I don't always like Dan Simmons's books when starting out on one because he sometimes challenges with the high level of detail he sometimes brings and (in the case of Black Hills) subject matter that I'm not particularly interested in. However, the easily accessible horror stories I enjoyed in Carrion Comfort and Summer of Night taught me that Simmons writes good books. After initially struggling at the beginning of Hyperion and making my way to the fabulous "chewy center" of that book when the disparate pieces of the story come together into a larger picture, I knew he could write great ones. Black Hills is not set in a context I usually care to read about but, because I respect and have enjoyed the author well enough, I gave it a chance and I'm glad I did. Great story in a setting I'd never have known in advance that I'd find so interesting. Engaging characters. I recommend it. The audiobook is fantastic because the narrator is very good with accents and voices.

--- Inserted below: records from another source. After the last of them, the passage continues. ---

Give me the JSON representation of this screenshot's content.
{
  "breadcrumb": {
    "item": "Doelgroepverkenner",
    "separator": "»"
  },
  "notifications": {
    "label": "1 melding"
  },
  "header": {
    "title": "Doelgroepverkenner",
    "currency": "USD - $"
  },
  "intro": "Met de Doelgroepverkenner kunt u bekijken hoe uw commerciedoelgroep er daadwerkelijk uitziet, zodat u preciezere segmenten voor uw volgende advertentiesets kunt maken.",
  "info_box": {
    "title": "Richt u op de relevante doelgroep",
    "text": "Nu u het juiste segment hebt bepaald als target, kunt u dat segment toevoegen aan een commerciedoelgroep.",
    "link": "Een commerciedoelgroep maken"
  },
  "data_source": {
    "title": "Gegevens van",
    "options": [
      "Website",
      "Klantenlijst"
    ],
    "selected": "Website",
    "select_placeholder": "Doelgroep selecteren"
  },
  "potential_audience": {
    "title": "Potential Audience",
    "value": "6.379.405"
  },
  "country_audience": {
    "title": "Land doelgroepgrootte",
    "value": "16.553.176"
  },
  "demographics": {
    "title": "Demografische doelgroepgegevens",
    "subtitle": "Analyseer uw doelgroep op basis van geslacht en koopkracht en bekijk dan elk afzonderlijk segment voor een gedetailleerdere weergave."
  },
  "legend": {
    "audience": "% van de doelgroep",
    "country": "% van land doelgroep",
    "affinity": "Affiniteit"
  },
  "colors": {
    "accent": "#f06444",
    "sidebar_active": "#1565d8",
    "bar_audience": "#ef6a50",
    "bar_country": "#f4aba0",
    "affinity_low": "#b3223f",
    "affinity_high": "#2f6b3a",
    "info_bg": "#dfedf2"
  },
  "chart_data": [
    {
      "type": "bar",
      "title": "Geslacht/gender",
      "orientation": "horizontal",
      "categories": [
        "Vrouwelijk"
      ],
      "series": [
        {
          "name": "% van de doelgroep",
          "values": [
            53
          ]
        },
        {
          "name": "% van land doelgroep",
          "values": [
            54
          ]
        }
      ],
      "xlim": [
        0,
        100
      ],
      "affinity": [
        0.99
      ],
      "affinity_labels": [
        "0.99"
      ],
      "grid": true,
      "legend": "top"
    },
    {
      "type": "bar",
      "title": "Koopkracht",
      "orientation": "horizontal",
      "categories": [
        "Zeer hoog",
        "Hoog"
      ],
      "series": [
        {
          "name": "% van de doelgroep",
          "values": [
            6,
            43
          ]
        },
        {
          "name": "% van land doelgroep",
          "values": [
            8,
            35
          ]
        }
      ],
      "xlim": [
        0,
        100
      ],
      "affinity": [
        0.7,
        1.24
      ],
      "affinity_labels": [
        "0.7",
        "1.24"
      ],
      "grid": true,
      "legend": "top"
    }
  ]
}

Someone who is an American West history buff and who, in particular, wants to be forced to learn more Lakota words than necessary for any fiction book. Also, someone who wants to hear the voice of a deceased General Custer (who for some reason doesn't know he's deceased) talk dirty.
I love Dan Simmons' books and enjoy what I learn while reading them. With Black Hills, however, I felt like the author had gone waaaayyyyyyyy too far into seeming like a smart professor and left any semblance of plot or action in the dust.
I'm not sure if I disliked the narration, which seemed ponderous, simply because the material was ponderous, or if the readers themselves were also slow and generally without inflection. I would try them again but without expectation.
Boredom and disappointment in equal measure.
This book was slow and wordy from the outset. I gave it a mighty try, I think, by listening to the first two parts - 11 hours - before I gave up. I spent most of that time thinking about how I could be listening to something better, and finally decided to do that.
When I listened to this author's Hyperion trilogy, I got the 2nd and 3rd books out of sequence (It's sometimes hard to figure out which book comes next in Audible's offerings), which was annoying but my fault.
This story is like that. The timeline is mangled. This gimmick that the author uses is distracting at best, and adds nothing to the story. At least with Hyperion, the story was about timeline perturbation. On the positive side, you could listen to the chapters at random and as long as you listened to all, the experience would be the same as going from beginning to end.
A great deal of research has gone into this book, but the author should have left at least half the facts and especially most the figures out. The plot, which is thin and not very believable, could not get me past information, which reads like a contractor's report. Instead of this plethora of facts bringing the narrative to life, they weighed it down. Had I been reading, instead of listening, I would have skipped over much of this book. The author does bring an interesting prospective to the history of Custer's era. He might have done better to write a history book instead of a historical novel.